Jalur Kuning Trotoar Kerap Terhalang, Hak Pejalan Tunanetra Jadi Taruhan

Di banyak kota, jalur kuning di trotoar yang seharusnya memandu pejalan tunanetra justru terhalang tiang, pohon, rambu, atau dipakai untuk fungsi lain. Kondisi itu membuat akses bergerak mandiri di ruang publik berubah menjadi risiko, bukan perlindungan.

Masalah tersebut menunjukkan bahwa persoalan aksesibilitas tidak berhenti pada pemasangan fasilitas. Saat jalur pemandu kehilangan fungsi, hak dasar penyandang disabilitas netra untuk berjalan aman di kota ikut dipertaruhkan.

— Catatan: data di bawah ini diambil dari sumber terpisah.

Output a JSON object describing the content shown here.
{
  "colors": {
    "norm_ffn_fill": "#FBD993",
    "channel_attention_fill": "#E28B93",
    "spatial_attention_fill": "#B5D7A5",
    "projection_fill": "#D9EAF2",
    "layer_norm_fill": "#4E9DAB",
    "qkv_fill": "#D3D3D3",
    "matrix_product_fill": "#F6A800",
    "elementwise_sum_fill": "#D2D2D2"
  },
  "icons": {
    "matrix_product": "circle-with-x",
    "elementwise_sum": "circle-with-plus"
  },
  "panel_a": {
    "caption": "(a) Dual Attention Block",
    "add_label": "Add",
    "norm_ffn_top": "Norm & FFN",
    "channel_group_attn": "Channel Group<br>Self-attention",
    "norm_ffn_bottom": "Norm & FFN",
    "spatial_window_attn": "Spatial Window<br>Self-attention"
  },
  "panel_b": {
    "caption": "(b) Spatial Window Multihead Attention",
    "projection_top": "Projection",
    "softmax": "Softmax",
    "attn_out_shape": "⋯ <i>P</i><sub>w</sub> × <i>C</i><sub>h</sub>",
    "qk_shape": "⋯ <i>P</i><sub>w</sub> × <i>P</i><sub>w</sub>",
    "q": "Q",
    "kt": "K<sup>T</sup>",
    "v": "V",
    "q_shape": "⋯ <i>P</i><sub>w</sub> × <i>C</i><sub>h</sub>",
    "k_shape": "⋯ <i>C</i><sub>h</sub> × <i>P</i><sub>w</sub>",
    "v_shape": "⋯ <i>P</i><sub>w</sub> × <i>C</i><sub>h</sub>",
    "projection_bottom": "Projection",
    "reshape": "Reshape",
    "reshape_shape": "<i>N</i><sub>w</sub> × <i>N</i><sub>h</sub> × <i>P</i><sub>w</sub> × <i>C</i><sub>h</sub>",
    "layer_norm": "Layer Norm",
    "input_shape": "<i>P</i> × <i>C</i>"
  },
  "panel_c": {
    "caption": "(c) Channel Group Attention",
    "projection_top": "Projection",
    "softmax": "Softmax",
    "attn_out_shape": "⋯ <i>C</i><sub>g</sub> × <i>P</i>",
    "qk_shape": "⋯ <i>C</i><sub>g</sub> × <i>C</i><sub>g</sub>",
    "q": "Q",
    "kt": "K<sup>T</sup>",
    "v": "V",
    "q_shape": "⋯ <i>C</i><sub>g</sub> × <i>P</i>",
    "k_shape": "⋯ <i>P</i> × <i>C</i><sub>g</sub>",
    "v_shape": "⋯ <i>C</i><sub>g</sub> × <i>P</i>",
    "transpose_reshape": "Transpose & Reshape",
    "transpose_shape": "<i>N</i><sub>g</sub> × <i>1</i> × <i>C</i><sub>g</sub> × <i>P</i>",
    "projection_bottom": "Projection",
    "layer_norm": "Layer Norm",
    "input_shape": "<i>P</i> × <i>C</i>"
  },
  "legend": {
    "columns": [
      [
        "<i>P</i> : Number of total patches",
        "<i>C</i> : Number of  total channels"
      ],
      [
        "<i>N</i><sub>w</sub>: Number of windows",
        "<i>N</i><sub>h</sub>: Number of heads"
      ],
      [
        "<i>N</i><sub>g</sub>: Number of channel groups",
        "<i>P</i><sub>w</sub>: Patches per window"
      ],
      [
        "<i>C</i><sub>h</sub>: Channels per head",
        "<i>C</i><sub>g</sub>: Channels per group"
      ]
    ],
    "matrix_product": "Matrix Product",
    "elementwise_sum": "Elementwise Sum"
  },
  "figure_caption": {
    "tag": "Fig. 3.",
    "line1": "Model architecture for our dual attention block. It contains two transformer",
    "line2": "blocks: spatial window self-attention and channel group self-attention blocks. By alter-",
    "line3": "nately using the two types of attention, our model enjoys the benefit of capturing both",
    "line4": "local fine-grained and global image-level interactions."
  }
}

Pengawasan trotoar masih lemah

Ruang pejalan kaki di Indonesia masih kerap diperlakukan seolah bebas dari pengawasan. Akibatnya, lapak dagang dan parkir liar mudah mengambil alih area yang semestinya steril, termasuk jalur pemandu yang dibutuhkan pengguna disabilitas netra.

Satpol PP memang sudah melakukan penertiban, tetapi penanganan yang hanya muncul saat ada momentum atau razia dinilai tidak cukup. Pengawasan yang konsisten, patroli berkala, dan penerapan denda maksimal diperlukan agar trotoar kembali berfungsi sesuai peruntukannya.

Fungsi guiding block sering disalahpahami

Salah satu akar persoalan ada pada minimnya literasi publik tentang guiding block. Masih ada warga yang menganggap jalur kuning itu hanya pajangan, hiasan, atau elemen estetika trotoar tanpa fungsi khusus.

Ajad Sudrajad, Ketua Persatuan Tunanetra Indonesia (Pertuni) DPD DKI Jakarta, menilai kurangnya sosialisasi membuat banyak warga tidak memahami fungsi guiding block. Karena itu, jalur tersebut kerap berubah menjadi tempat parkir liar atau lokasi pedagang kaki lima berjualan.

Kondisi itu menegaskan bahwa perlindungan bagi pejalan tunanetra tidak cukup hanya dengan membangun fasilitas fisik. Pemerintah juga perlu melakukan sosialisasi secara masif dan sungguh-sungguh agar masyarakat paham bahwa jalur itu bukan ruang bebas pakai.

Standar pemasangan kerap diabaikan

Guiding block memiliki standar pemasangan yang jelas. Ubin pemandu harus lebih tebal dari ubin biasa, berukuran 30 cm x 30 cm x 4 cm, memakai material antiselip, tahan cuaca, dan memiliki warna mencolok agar mudah dibedakan dari keramik di sekitarnya.

Permukaannya juga harus memiliki motif dan guratan yang lebih dalam serta kasar supaya mudah teraba oleh teman disabilitas netra. Namun dalam praktiknya, kesalahan pemasangan masih sering terjadi di Indonesia karena proyek dikebut, pekerja lapangan kurang memahami standar, koordinasi antarlembaga lemah, dan komunitas disabilitas tidak dilibatkan dalam perencanaan.

Bentuk kesalahan itu beragam. Ada jalur yang terhalang oleh tiang atau pohon, ada yang berakhir tiba-tiba, ada yang dipasang di lokasi yang tidak relevan, dan ada pula yang rusak sehingga membahayakan pengguna.

Pedoman sudah ada, pelaksanaan masih tertinggal

Indonesia sebenarnya sudah memiliki pedoman teknis fasilitas dan aksesibilitas pada bangunan gedung dan lingkungan. Pedoman itu menegaskan bahwa kota modern tidak hanya diukur dari gedung tinggi atau lanskap jalan yang rapi, tetapi juga dari kemampuannya memberi rasa aman bagi semua orang.

Bagi pejalan tunanetra, guiding block bukan elemen tambahan. Jalur itu adalah alat navigasi yang menentukan apakah mereka bisa berjalan dengan aman di ruang publik atau justru menghadapi risiko menabrak hambatan.

Karena itu, menjaga guiding block tetap bebas halangan bukan sekadar urusan ketertiban trotoar. Ini adalah bagian dari pemenuhan hak penyandang disabilitas netra untuk bergerak, mengakses kota, dan menggunakan ruang publik tanpa ancaman.